Sending Eniola to a public school exposed him to a new kind of life. He could escape classes (which teachers rarely attend, anyway) and move to the street. He found solace in the street after meeting some teenage thugs in the school. The street gave him food. The street gave him some clothes and money which he used to send himself back to his former school. But the street was no ‘Father Christmas’.

Eniola would soon find himself recruited into political thuggery. He was sent in the company of others to assassinate Otunba Makinwa, the husband of Yéyé Makinwa, a woman who had been kind to him. Eniola ran away in the middle of the assassination that earlier looked like an abduction. For backing out, his sister, Busola was abducted and murdered.

The book is a heartbreaking tale, perhaps, the only happiness was when Wuraola decided to leave Kunle after a night of merciless beating.

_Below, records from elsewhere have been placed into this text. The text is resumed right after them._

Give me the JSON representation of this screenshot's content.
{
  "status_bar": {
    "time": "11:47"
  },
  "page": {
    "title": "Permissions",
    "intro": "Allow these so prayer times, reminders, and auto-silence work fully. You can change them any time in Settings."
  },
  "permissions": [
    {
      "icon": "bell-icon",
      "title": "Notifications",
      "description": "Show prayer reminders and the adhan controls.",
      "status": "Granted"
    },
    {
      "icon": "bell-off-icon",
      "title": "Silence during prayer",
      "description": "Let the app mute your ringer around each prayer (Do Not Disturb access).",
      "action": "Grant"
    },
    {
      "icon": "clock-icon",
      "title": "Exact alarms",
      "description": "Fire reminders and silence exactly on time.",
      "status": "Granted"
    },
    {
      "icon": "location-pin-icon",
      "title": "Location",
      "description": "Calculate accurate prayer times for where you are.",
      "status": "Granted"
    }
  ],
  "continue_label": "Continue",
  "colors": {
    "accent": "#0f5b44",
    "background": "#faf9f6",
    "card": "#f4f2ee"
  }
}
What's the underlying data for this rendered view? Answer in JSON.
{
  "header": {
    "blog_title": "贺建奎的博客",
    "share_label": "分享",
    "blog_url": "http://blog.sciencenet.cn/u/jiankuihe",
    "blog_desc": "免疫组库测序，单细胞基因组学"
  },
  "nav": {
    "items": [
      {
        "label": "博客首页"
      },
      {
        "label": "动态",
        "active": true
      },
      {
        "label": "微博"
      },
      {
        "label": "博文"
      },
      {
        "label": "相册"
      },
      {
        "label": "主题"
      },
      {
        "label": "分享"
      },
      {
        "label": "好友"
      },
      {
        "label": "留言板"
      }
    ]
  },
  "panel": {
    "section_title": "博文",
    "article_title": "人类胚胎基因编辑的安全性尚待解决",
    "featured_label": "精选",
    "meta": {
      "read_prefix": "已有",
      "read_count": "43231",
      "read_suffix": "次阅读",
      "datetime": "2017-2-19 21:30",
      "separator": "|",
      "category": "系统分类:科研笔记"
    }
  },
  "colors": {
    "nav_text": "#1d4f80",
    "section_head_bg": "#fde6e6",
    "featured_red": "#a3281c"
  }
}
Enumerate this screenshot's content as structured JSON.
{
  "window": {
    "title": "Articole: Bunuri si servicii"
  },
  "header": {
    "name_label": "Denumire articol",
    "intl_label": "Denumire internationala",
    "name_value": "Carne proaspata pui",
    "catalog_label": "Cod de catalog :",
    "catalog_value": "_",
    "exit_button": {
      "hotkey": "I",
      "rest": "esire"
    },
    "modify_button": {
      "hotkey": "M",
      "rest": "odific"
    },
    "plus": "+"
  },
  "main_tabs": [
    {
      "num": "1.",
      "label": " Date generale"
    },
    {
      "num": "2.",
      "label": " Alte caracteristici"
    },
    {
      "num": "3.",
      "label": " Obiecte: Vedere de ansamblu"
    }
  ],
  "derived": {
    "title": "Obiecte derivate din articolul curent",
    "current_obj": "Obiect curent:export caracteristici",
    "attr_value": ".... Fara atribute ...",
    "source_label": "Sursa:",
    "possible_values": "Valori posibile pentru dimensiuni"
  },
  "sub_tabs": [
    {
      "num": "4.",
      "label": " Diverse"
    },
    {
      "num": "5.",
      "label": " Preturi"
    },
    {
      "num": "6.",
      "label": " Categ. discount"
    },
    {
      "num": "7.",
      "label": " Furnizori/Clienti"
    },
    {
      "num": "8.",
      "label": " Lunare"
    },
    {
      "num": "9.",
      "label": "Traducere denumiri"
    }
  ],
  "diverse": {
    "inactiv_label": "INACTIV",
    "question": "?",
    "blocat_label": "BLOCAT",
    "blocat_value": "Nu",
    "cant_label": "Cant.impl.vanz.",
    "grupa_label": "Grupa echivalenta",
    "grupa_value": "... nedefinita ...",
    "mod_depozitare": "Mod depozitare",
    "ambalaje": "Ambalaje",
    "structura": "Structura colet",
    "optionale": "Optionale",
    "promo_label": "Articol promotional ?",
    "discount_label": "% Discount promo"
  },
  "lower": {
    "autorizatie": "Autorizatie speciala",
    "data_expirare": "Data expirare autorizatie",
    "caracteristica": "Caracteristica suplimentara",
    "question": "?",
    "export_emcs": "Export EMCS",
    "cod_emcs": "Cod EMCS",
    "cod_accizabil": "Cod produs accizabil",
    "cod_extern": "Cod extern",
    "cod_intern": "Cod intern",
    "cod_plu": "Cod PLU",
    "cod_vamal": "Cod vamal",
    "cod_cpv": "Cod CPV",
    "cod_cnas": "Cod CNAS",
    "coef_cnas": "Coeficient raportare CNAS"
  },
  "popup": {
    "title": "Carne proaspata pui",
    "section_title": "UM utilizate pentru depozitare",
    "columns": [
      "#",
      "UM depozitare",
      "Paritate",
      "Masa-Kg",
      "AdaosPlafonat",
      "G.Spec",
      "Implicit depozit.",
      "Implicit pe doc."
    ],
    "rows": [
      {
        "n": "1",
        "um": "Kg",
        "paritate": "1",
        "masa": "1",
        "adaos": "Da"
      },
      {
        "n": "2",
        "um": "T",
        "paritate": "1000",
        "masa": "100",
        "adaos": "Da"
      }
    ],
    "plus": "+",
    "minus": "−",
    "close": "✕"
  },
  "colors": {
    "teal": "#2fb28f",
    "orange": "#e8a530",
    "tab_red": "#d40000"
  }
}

In this book, Ayobami Adebayo attempts to educate readers that life is war and a series of battles with the occasional spell of good things. To lovers of domestic fiction and those with an interest in the socioeconomic and sociopolitical Nigeria, this book is recommended. I will rate it 4/5. Let me end this with an excerpt from the novel where the author echoed this through the character of Yéyé:

“She had always marvelled at his calm assurance that everything good in his life would either remain the same or get better. He took good fortune for granted. As though it were impossible that it would abide only for a spell. She had never been able to shake the sense that life was war, a series of battles with the occasional spell of good things.”